Pour en savoir plus: Unfair play? Video games as exploitative monetized services: An examination of game patents from a consumer protection perspective

Parents: comment réagir

Si le marché du jeu touche un public toujours plus diversifié et âgé, un quart est composé de mineurs. Ceux-ci représentent évidemment un segment intéressant pour les jeux gratuits vu leur capacité à séduire un groupe d’amis sans solliciter le moindre franc initialement. La star aujourd’hui est encore Fortnite, dont on peut relever le modèle basé sur la vente d’éléments cosmétiques et optionnels sans influence sur le déroulement du jeu. Il faut cependant comprendre les éléments de pression sociale qui vont toucher les jeunes: jouer avec un avatar équipé d’un «habit» gratuit peut se révéler à terme aussi stigmatisant que de se rendre à l’école en pyjama.

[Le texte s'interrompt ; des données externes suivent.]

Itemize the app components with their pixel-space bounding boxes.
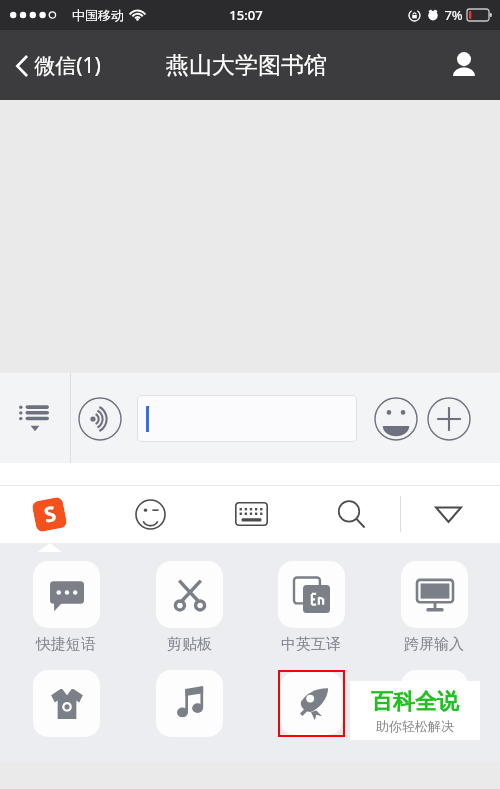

Comme toujours, s’intéresser au jeu concerné – en commençant par décider s’il est adéquat pour l’enfant – permet d’en comprendre les ressorts et d’entamer une discussion sur les achats intégrés. Un échange qui s’annonce inévitable puisque la nouvelle Loi fédérale sur la protection des mineurs en matière de films et de jeux vidéo ne liera pas la présence de microtransactions à l’âge recommandé malgré les souhaits de la FRC. Maigre consolation, l’organisme de classification PEGI signale les loot box depuis le 13 mai via une mention «Contenus aléatoires» en plus de l’avertissement «Achats intégrés» déjà en vigueur.

La signalétique intègre désormais l’idée de «contenus aléatoires».

EA answers in full

Les réponses du géant américain sur les pratiques liées aux données et spécifiquement le cas de FIFA, en langue originale.

FRC – about user data:

From the TOS « We may collect other information automatically when you use our Services, including: Mobile and other hardware or device identifiers; »

Does this include Android Ad ID / Apple ad ID?

EA answer: Yes, we consider that ‘mobile and device identifiers’ include Advertising IDs for Google (GAID) and Apple (IDFA), see EA’s Privacy and Cookie Policy which is linked to from our User Agreement and which goes into greater detail about our data practices.

FRC – about micro-transactions:

From the TOS: « We use your personal and non-personal information […] Provide game experiences that you may like; / Set up loyalty programs; / Adhere to your preferences and to deliver dynamic content; / etc. »

Does EA policy allow adjusting the way microtransactions are presented in-game based on user data? As a player, could I face different prices/offers on items as another player based on the way I play or spend my money?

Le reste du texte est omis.